Wahlverlierer: Japans Premier bleibt
Nach der Niederlage seiner Partei bei den Unterhauswahlen will Regierungschef Abe die Reformen fortsetzen
BERLIN taz Er ist angeschlagen, aber gehen will er nicht: Nach der schweren Niederlage bei den Teilwahlen zum japanischen Oberhaus am Sonntag hat der konservative Premierminister Shinzo Abe Rücktrittsforderungen zurückgewiesen. Seine Liberaldemokratische Partei (LDP) hatte erstmalig seit 1955 die Mehrheit im Oberhaus verloren.
Zur Wahl standen die Hälfte der 242 Mandate. Die offiziellen Ergebnisse zeigten die Niederlage der LDP deutlich: Die regierende Partei erhielt nur noch 37 von zuvor 64 Sitzen. Das Land habe klar und deutlich "Nein" zur Regierung Abe gesagt, erklärte der Generalsekretär der oppositionellen Demokratischen Partei (DPJ), Yukio Hatoyama.

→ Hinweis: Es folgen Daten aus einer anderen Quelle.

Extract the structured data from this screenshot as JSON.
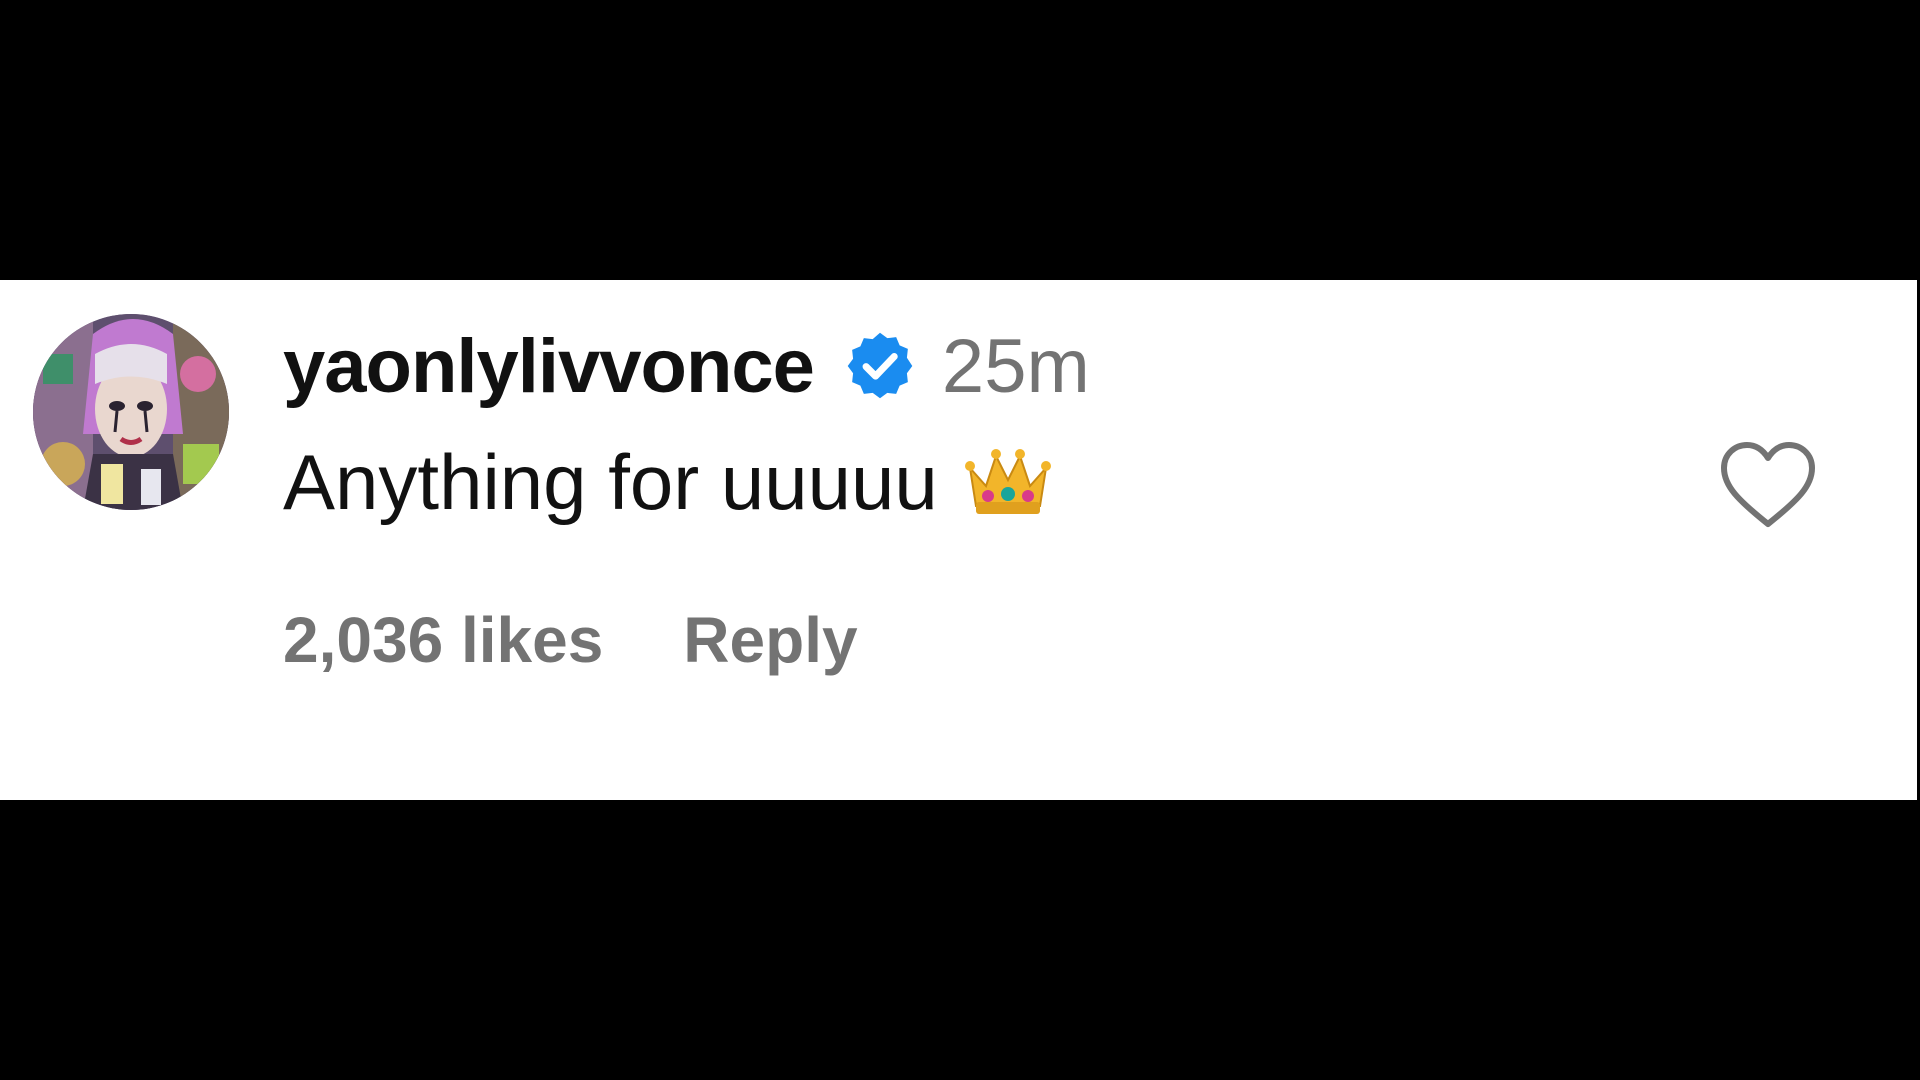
{
  "comment": {
    "username": "yaonlylivvonce",
    "verified": true,
    "timestamp": "25m",
    "text": "Anything for uuuuu",
    "emoji_icon": "crown-emoji-icon",
    "likes_label": "2,036 likes",
    "reply_label": "Reply",
    "like_icon": "heart-outline-icon"
  },
  "colors": {
    "background_bars": "#000000",
    "card_background": "#ffffff",
    "primary_text": "#111111",
    "secondary_text": "#737373",
    "verified_badge": "#1a8cf0"
  }
}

Auf Abe hat die Niederlage seiner Partei keinen direkten Einfluss. Das Oberhaus spielt in der japanischen Politik eine untergeordnete Rolle, die Regierung wird vom Unterhaus gewählt. Dort hält Abes LDP zusammen mit der Koalitionspartnerin Neue Komeito eine stabile Mehrheit. Doch für Abe bedeutet das Ergebnis einen immensen Ansehensverlust. Weite Teile der japanischen Presse forderten am Montag Abes Rücktritt. "Die Regierung ist am Glaubwürdigkeitstest gescheitert", schrieb die liberale Zeitung Asahi Shimbun.
Die Führung der LPD beschloss bei einem Treffen am Montag, an Abe festzuhalten. Sie kündigte eine Umbildung des Kabinetts an. Abe ist seit September 2006 im Amt, sein Kabinett wurde wiederholt von Skandalen erschüttert. Seit Dezember sind zwei Minister zurückgetreten, Landwirtschaftsminister Toshikatsu Matsuoka beging im Mai nach Korruptionsvorwürfen Selbstmord. Gegen dessen Nachfolger Norihiko Akagi wurden ebenfalls Betrugsvorwürfe laut.
Es gibt weitere Gründe für die Unzufriedenheit der Bevölkerung mit der Regierung Abes. Im Frühjahr sorgte ein Skandal um die falsche Erfassung von Rentendaten für Aufregung. Auch wenn der Fehler vor Abes Zeit passiert ist - sein Versprechen, die Vorfälle aufzuklären, konnte die WählerInnen nicht beruhigen. Abes Programm habe mit dem Alltag der Japaner nichts zu tun, schrieb die Zeitung Mainichi Shimbun am Montag. Die Bevölkerung plagt die Angst vor dem sozialen Abstieg. Trotz Wirtschaftswachstums nimmt die Armut in Japan zu, vor allem Jugendliche hangeln sich von einem prekären Job zum nächsten.
Diesen Sorgen schenkte Abe wenig Beachtung. Stattdessen versuchte er, Japan mit Aufrüstung und einer nationalistischen Agenda außenpolitisch zu positionieren und setzte die neoliberalen Reformen seines Vorgängers Koizumi fort. Diesen Kurs will er auch nach der Niederlage nicht ändern: "Der vor uns liegende Weg ist steinig, aber Japan kann ohne Reformen nicht überleben", sagte er am Wahlabend.